Synchronization Web Page
The synchronization is not performed over any USB “conduits” connecting the desktop and mobile device. Instead, it is performed by scripts running on a web server on the desktop PC (but not in the cloud).
To perform a synchronization, do the following:
- Start the web server on the desktop PC.
- Access the URL for the PIM Synchronization page from your device.
- Ensure that the correct device is selected in the dropdown list.
- If any changes were made on the device since the last synchronization:
- Click on the “Browse” button and select the Vault 3 SQLite file.
- Wait for the synchronization to complete. Check for any messages about synchronization conflicts. Click on the link to download the merged Vault 3 SQLite file.
- Move the downloaded SQLite file to the location that Vault 3 expects to find it on your device.
- If there were any synchronization conflicts, resolve them manually and then rerun the synchronization.
- If no changes were made on the device since the last synchronization, save time as follows:
- Click on the “Clobber” button and agree to the “clobber” since no changes will be lost. (There is no need to click on the “Browse” button since no SQLite database file needs to be uploaded.)
- Click on the link for downloading the latest Vault 3 SQLite file.
- Move the downloaded SQLite file to the location that Vault 3 expects to find it on your device.
- Stop the web server on the desktop PC.
Overview of Synchronization Algorithm
The Git repository has a “master” branch and also a branch for each device.
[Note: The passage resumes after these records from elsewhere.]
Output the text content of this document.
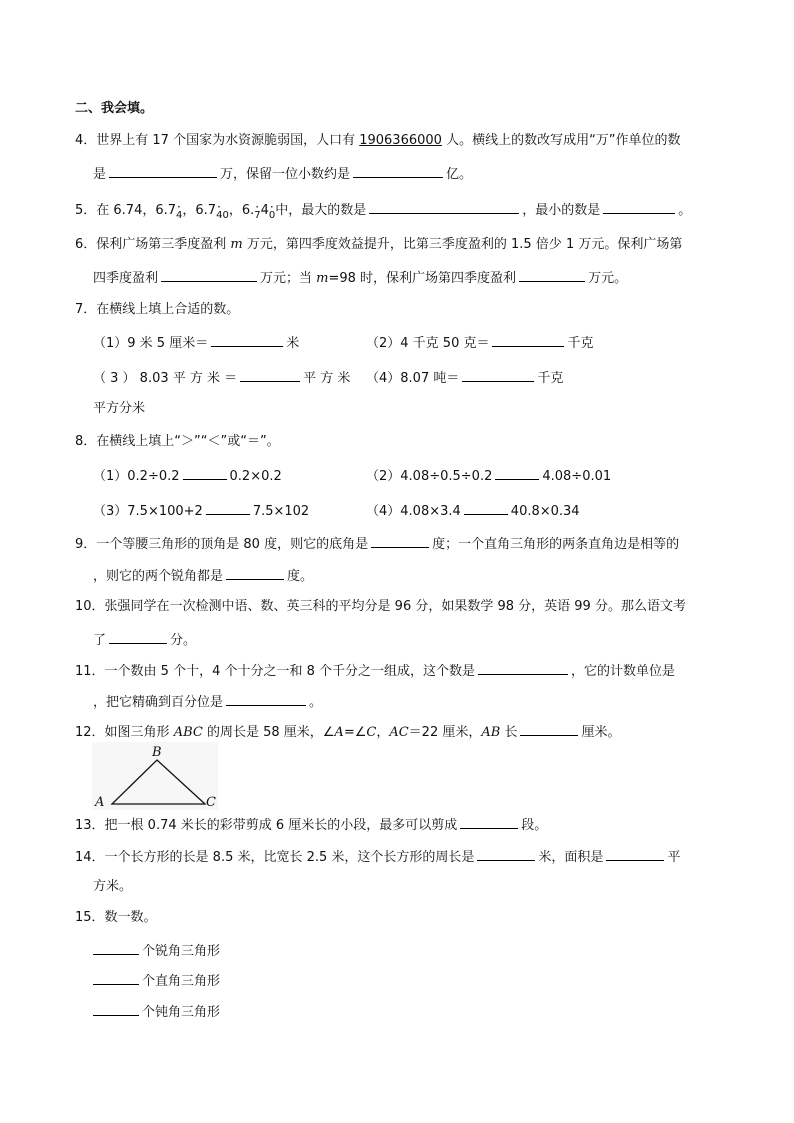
二、我会填。
4．世界上有 17 个国家为水资源脆弱国，人口有 1906366000 人。横线上的数改写成用“万”作单位的数
是	万，保留一位小数约是	亿。
5．在 6.74，6.7· $_4$，6.7· $_{40}$，6.· $_7$4· $_0$中，最大的数是	，最小的数是	。
6．保利广场第三季度盈利 m 万元，第四季度效益提升，比第三季度盈利的 1.5 倍少 1 万元。保利广场第
四季度盈利	万元；当 m=98 时，保利广场第四季度盈利	万元。
7．在横线上填上合适的数。
（1）9 米 5 厘米＝	米	（2）4 千克 50 克＝	千克
（ 3 ） 8.03 平 方 米 ＝	平 方 米 （4）8.07 吨＝	千克
平方分米
8．在横线上填上“＞”“＜”或“＝”。
（1）0.2÷0.2	0.2×0.2	（2）4.08÷0.5÷0.2	4.08÷0.01
（3）7.5×100+2	7.5×102	（4）4.08×3.4	40.8×0.34
9．一个等腰三角形的顶角是 80 度，则它的底角是	度；一个直角三角形的两条直角边是相等的
，则它的两个锐角都是	度。
10．张强同学在一次检测中语、数、英三科的平均分是 96 分，如果数学 98 分，英语 99 分。那么语文考
了	分。
11．一个数由 5 个十，4 个十分之一和 8 个千分之一组成，这个数是	，它的计数单位是
，把它精确到百分位是	。
12．如图三角形 ABC 的周长是 58 厘米，∠A=∠C，AC＝22 厘米，AB 长	厘米。
A
B
C
13．把一根 0.74 米长的彩带剪成 6 厘米长的小段，最多可以剪成	段。
14．一个长方形的长是 8.5 米，比宽长 2.5 米，这个长方形的周长是	米，面积是	平
方米。
15．数一数。
个锐角三角形
个直角三角形
个钝角三角形
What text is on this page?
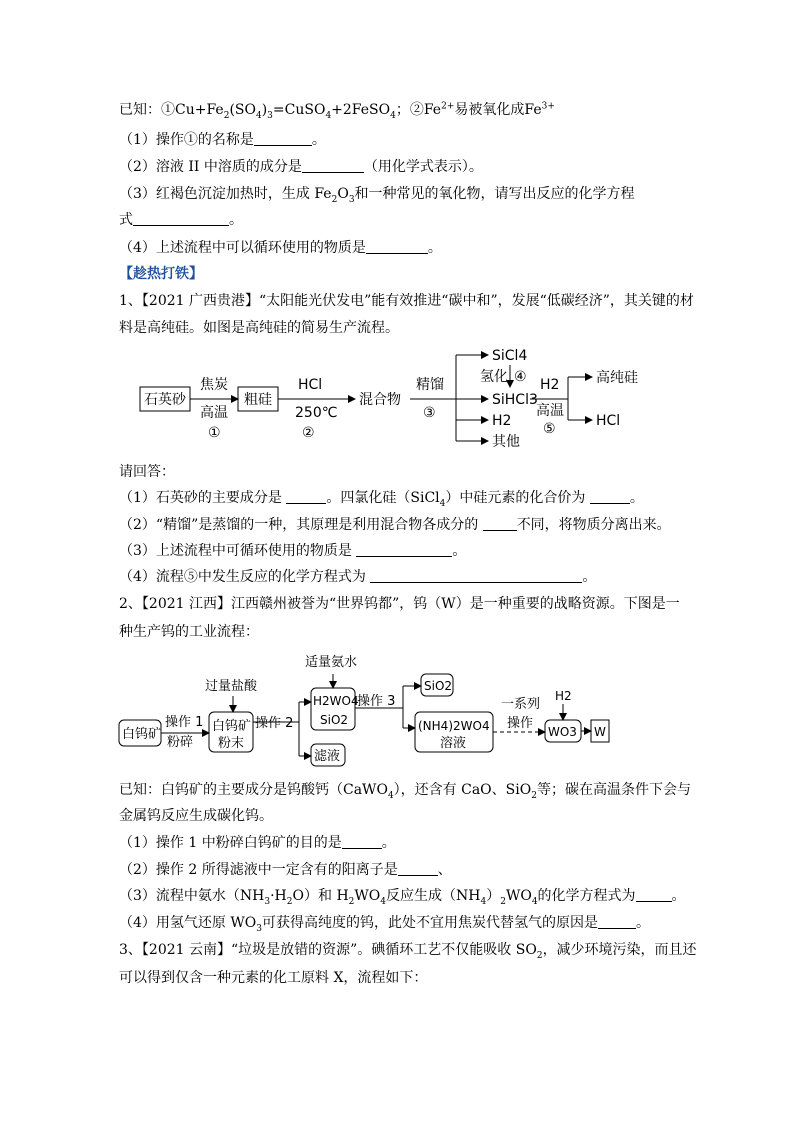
已知：$①Cu+Fe_2(SO_4)_3=CuSO_4+2FeSO_4$；$②Fe^{2+}$易被氧化成$Fe^{3+}$
（1）操作①的名称是	。
（2）溶液 II 中溶质的成分是	（用化学式表示）。
（3）红褐色沉淀加热时，生成 $Fe_2O_3$和一种常见的氧化物，请写出反应的化学方程
式	。
（4）上述流程中可以循环使用的物质是	。
【趁热打铁】
1、【2021 广西贵港】“太阳能光伏发电”能有效推进“碳中和”，发展“低碳经济”，其关键的材
料是高纯硅。如图是高纯硅的简易生产流程。
石英砂
焦炭
高温
①
粗硅
HCl
250℃
②
混合物
精馏
③
SiCl4
氢化 ④
SiHCl3
H2
其他
H2
高温
⑤
高纯硅
HCl
请回答：
（1）石英砂的主要成分是	。四氯化硅（SiCl$_4$）中硅元素的化合价为	。
（2）“精馏”是蒸馏的一种，其原理是利用混合物各成分的	不同，将物质分离出来。
（3）上述流程中可循环使用的物质是	。
（4）流程⑤中发生反应的化学方程式为	。
2、【2021 江西】江西赣州被誉为“世界钨都”，钨（W）是一种重要的战略资源。下图是一
种生产钨的工业流程：
适量氨水
过量盐酸
白钨矿
操作 1
粉碎
白钨矿
粉末
操作 2
H2WO4
SiO2
操作 3
SiO2
滤液
(NH4)2WO4
溶液
一系列
操作
H2
WO3 W
已知：白钨矿的主要成分是钨酸钙（CaWO$_4$），还含有 CaO、SiO$_2$等；碳在高温条件下会与
金属钨反应生成碳化钨。
（1）操作 1 中粉碎白钨矿的目的是	。
（2）操作 2 所得滤液中一定含有的阳离子是	、
（3）流程中氨水$(NH_3\cdot H_2O)$和 $H_2WO_4$反应生成$(NH_4)_2WO_4$的化学方程式为	。
（4）用氢气还原 $WO_3$可获得高纯度的钨，此处不宜用焦炭代替氢气的原因是	。
3、【2021 云南】“垃圾是放错的资源”。碘循环工艺不仅能吸收 $SO_2$，减少环境污染，而且还
可以得到仅含一种元素的化工原料 X，流程如下：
Rather than directly managing versions of the Vault 3 SQLite databases for each device, it manages versions of XML dumps of those Vault 3 SQLite databases.
The synchronization algorithm includes the following steps:
- Upload the Vault 3 SQLite database from the device to the synchronization web server.
- Generate an XML dump of the SQLite database for the device.
- Commit that XML file to the branch for that device.
- Merge the branch for that device with the master branch.
- If there are one or more merge conflicts:
- Run a script to patch the XML file so that (1) it includes both versions of text in the merge conflict, (2) it has distinctive markers that show where the merge conflicts occurred, and (3) it also is formatted as a valid Vault 3 XML file.
- Complete the Git merge, successfully this time.
- Reset the Git branch for the device to point to the current master branch.
- Convert the merged XML file to a Vault 3 SQLite database.
- Return a download link for the new Vault 3 database for the device.
The Three Perl Scripts
Dump a Vault 3 SQLite database to a pretty-printed XML file, using a depth-first pre-order tree traversal. It is formatted so that it can be imported back into Vault 3. That is the XML format saved in the Git repository.
Convert a Vault 3 XML file into a Vault 3 SQLite database. (Yes, Vault 3 can import the XML file in the GUI, but I wanted a fully automated solution.)
Analyze a Vault 3 XML file with Git merge conflict markers and convert it to another XML file that (1) includes both versions of text in the merge conflict, (2) has distinctive markers that show where the merge conflicts occurred, and (3) also is formatted as a valid Vault 3 XML file. (Note: Git does provide support for a custom merge algorithm that can be called directly from Git, but that proved difficult to incorporate, so this script is run only after a Git merge fails with one or more merge conflicts.)
Although wonderful advances were made in mobile devices since the 1990’s, an important feature of the original Palm Pilots was lost. This project restored the ability to synchronize two or more devices without losing any data when there is a synchronization conflict. It accomplishes that with a modern device (Nexus 7 tablet) and without relying on a vendor offering a cloud-based solution.